Public Interest Events and Activities


The Liman Public Interest Colloquium

The Liman Center sponsors an annual Public Interest Law Colloquium, bringing together advocates, scholars, and students from across the country for two days of discussion. Colloquia have addressed many topics, including: the federal funding of legal services, encountering the criminal law, low-wage workers and workfare, the challenges of becoming and staying a public interest lawyer, the role of mass media in public interest advocacy, public interest lawyering, and public interest advocacy at the state and local level in an era of high anxiety.

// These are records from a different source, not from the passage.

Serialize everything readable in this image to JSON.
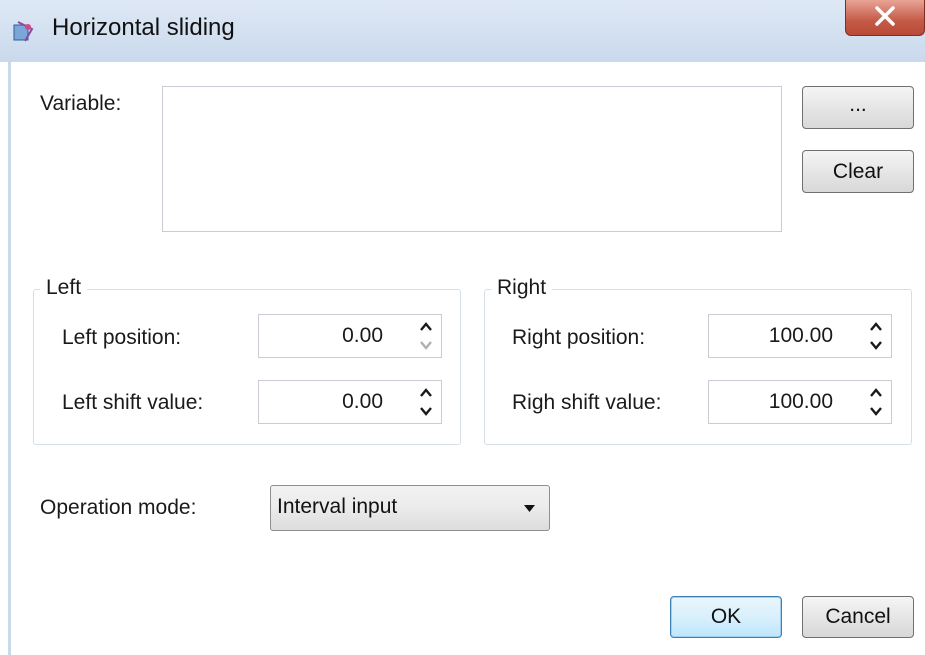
{
  "window": {
    "title": "Horizontal sliding",
    "app_icon": "app-icon",
    "close_icon": "close-icon"
  },
  "variable": {
    "label": "Variable:",
    "value": "",
    "browse_label": "...",
    "clear_label": "Clear"
  },
  "left_group": {
    "title": "Left",
    "position_label": "Left position:",
    "position_value": "0.00",
    "shift_label": "Left shift value:",
    "shift_value": "0.00"
  },
  "right_group": {
    "title": "Right",
    "position_label": "Right position:",
    "position_value": "100.00",
    "shift_label": "Righ shift value:",
    "shift_value": "100.00"
  },
  "operation": {
    "label": "Operation mode:",
    "selected": "Interval input"
  },
  "footer": {
    "ok_label": "OK",
    "cancel_label": "Cancel"
  },
  "colors": {
    "titlebar": "#c9d9ec",
    "close": "#c45a46",
    "ok_border": "#3c7fb1",
    "disabled_arrow": "#b0b0b0"
  }
}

The Twenty-first Annual Liman Colloquium

Who Pays? Fines, Fees, Bail, and the Cost of Courts

April 5-6, 2018

Yale Law School

The Liman Public Interest Colloquium

The Liman Project

The Liman Project in the fall and spring provides an opportunity for YLS students to work together with faculty on research and advocacy around specific issues related to detention and access to justice. This year, our projects address the use of isolation in prisons and regulations surrounding the practice, prosecutorial misconduct, conditions of confinement for women in prison, the use of risk assessments in parole determinations, and the fines and fees associated with criminal prosecution. If interested, please contact Anna VanCleave, Liman Program Director, at [email protected] or (203) 436-3520.

The Liman Project

Liman Public Interest Workshop

During the academic year, the Arthur Liman Center for Public Interest Law sponsors a Public Interest Workshop, which is a weekly seminar where students, faculty, and practitioners meet to discuss emerging issues of theory and advocacy. The Workshop is open to all law students and interested undergraduates at Yale College, and provides opportunities for students working across the public interest spectrum to discuss issues of social justice. The Spring 2018 workshop, Rationing Access to Justice in Democracies: Fines, Fees, and Bail, will consider the resources of courts and their users, to reflect on whether constitutional democracies have obligations to subsidize both judiciaries and litigants in order to understand more about what "access to justice" could and does mean.